Vorerst aber – etwa bis April – verkehrt die Bahn nur bis 18.30 Uhr tagsüber und nur stündlich, wie eine Sprecherin des Landratsamtes sagte. Grund: Die Fledermäuse, die lange in den einst stillgelegten Tunneln hausten und sich nun erst an die neue Situation gewöhnen müssen.

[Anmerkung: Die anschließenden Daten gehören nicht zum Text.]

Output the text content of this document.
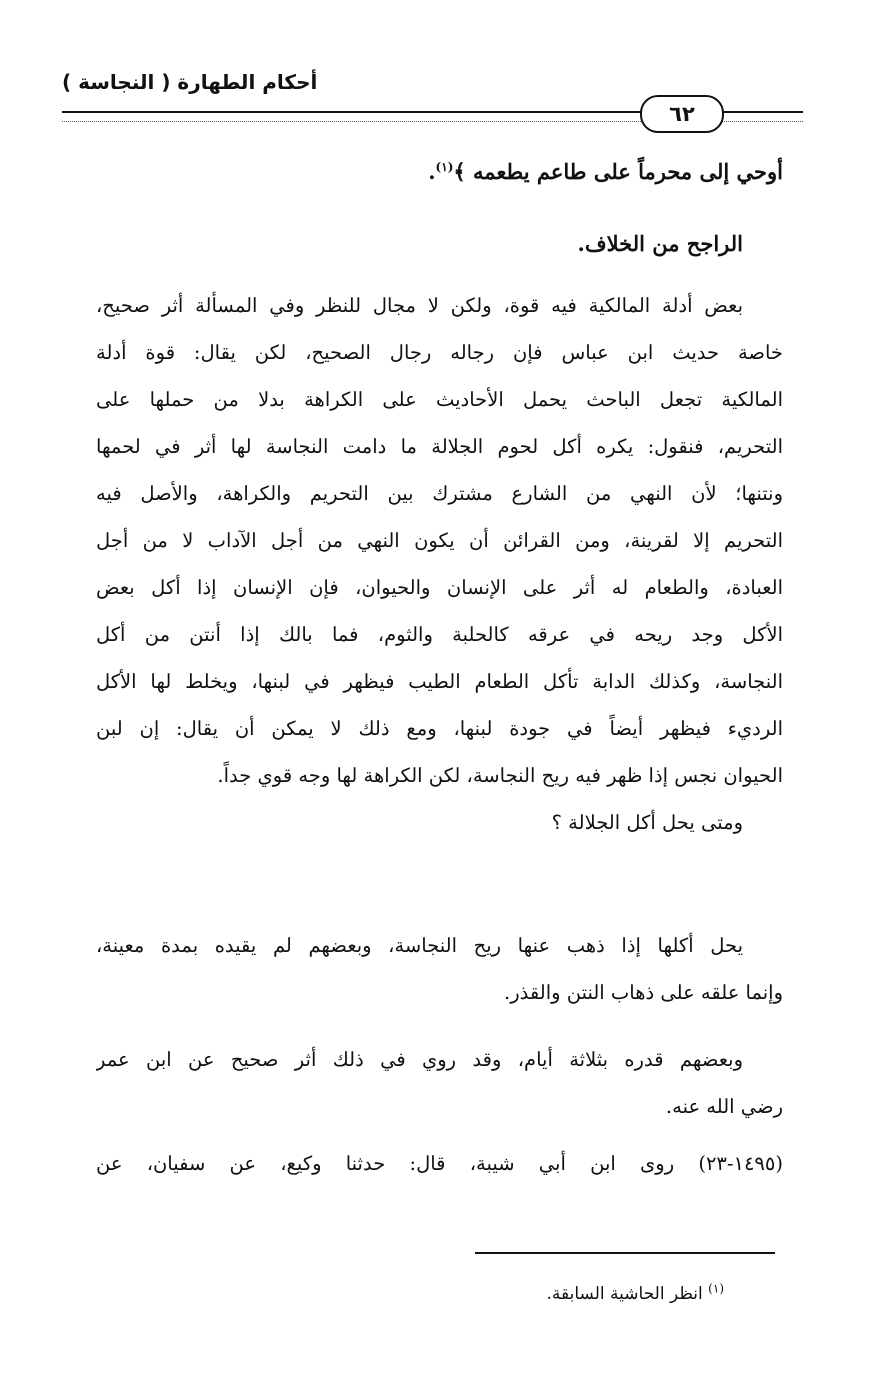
أحكام الطهارة ( النجاسة )
٦٢
أوحي إلى محرماً على طاعم يطعمه ﴾$^{(١)}$.
الراجح من الخلاف.
بعض أدلة المالكية فيه قوة، ولكن لا مجال للنظر وفي المسألة أثر صحيح،
خاصة حديث ابن عباس فإن رجاله رجال الصحيح، لكن يقال: قوة أدلة
المالكية تجعل الباحث يحمل الأحاديث على الكراهة بدلا من حملها على
التحريم، فنقول: يكره أكل لحوم الجلالة ما دامت النجاسة لها أثر في لحمها
ونتنها؛ لأن النهي من الشارع مشترك بين التحريم والكراهة، والأصل فيه
التحريم إلا لقرينة، ومن القرائن أن يكون النهي من أجل الآداب لا من أجل
العبادة، والطعام له أثر على الإنسان والحيوان، فإن الإنسان إذا أكل بعض
الأكل وجد ريحه في عرقه كالحلبة والثوم، فما بالك إذا أنتن من أكل
النجاسة، وكذلك الدابة تأكل الطعام الطيب فيظهر في لبنها، ويخلط لها الأكل
الرديء فيظهر أيضاً في جودة لبنها، ومع ذلك لا يمكن أن يقال: إن لبن
الحيوان نجس إذا ظهر فيه ريح النجاسة، لكن الكراهة لها وجه قوي جداً.
ومتى يحل أكل الجلالة ؟
يحل أكلها إذا ذهب عنها ريح النجاسة، وبعضهم لم يقيده بمدة معينة،
وإنما علقه على ذهاب النتن والقذر.
وبعضهم قدره بثلاثة أيام، وقد روي في ذلك أثر صحيح عن ابن عمر
رضي الله عنه.
(١٤٩٥-٢٣) روى ابن أبي شيبة، قال: حدثنا وكيع، عن سفيان، عن
$^{(١)}$ انظر الحاشية السابقة.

Batterie-elektrischer Triebwagen MIREO von SIEMENS, wie er auf der HHB fahren wird, © Manuel Kamuf / Lightworkart.de / Landkreis Calw
Der Start der Bahn war sehnlichst erwartet worden, wurde doch der Eröffnungstermin immer wieder um Jahre verschoben. Im Jahr 2012 hatte der Landkreis Calw beschlossen, die 20 Kilometer lange Strecke als Zubringer zum Stuttgarter S-Bahn-Netz bis Renningen wiederzubeleben. 2018 war die Eröffnung geplant – es dauerte jedoch bis jetzt.
Das Projekt verschlang rund 240 Millionen Euro und wurde damit ganz erheblich teurer als die anfangs veranschlagten 60 Millionen. Nicht zuletzt umfangreiche Artenschutzmaßnahmen zum Erhalt von Fledermausquartieren hatten für Kostensteigerungen und Verzögerungen gesorgt. Die Hesse-Bahn gilt als ein Pionierprojekt bei der Reaktivierung stillgelegter Bahnstrecken im Südwesten.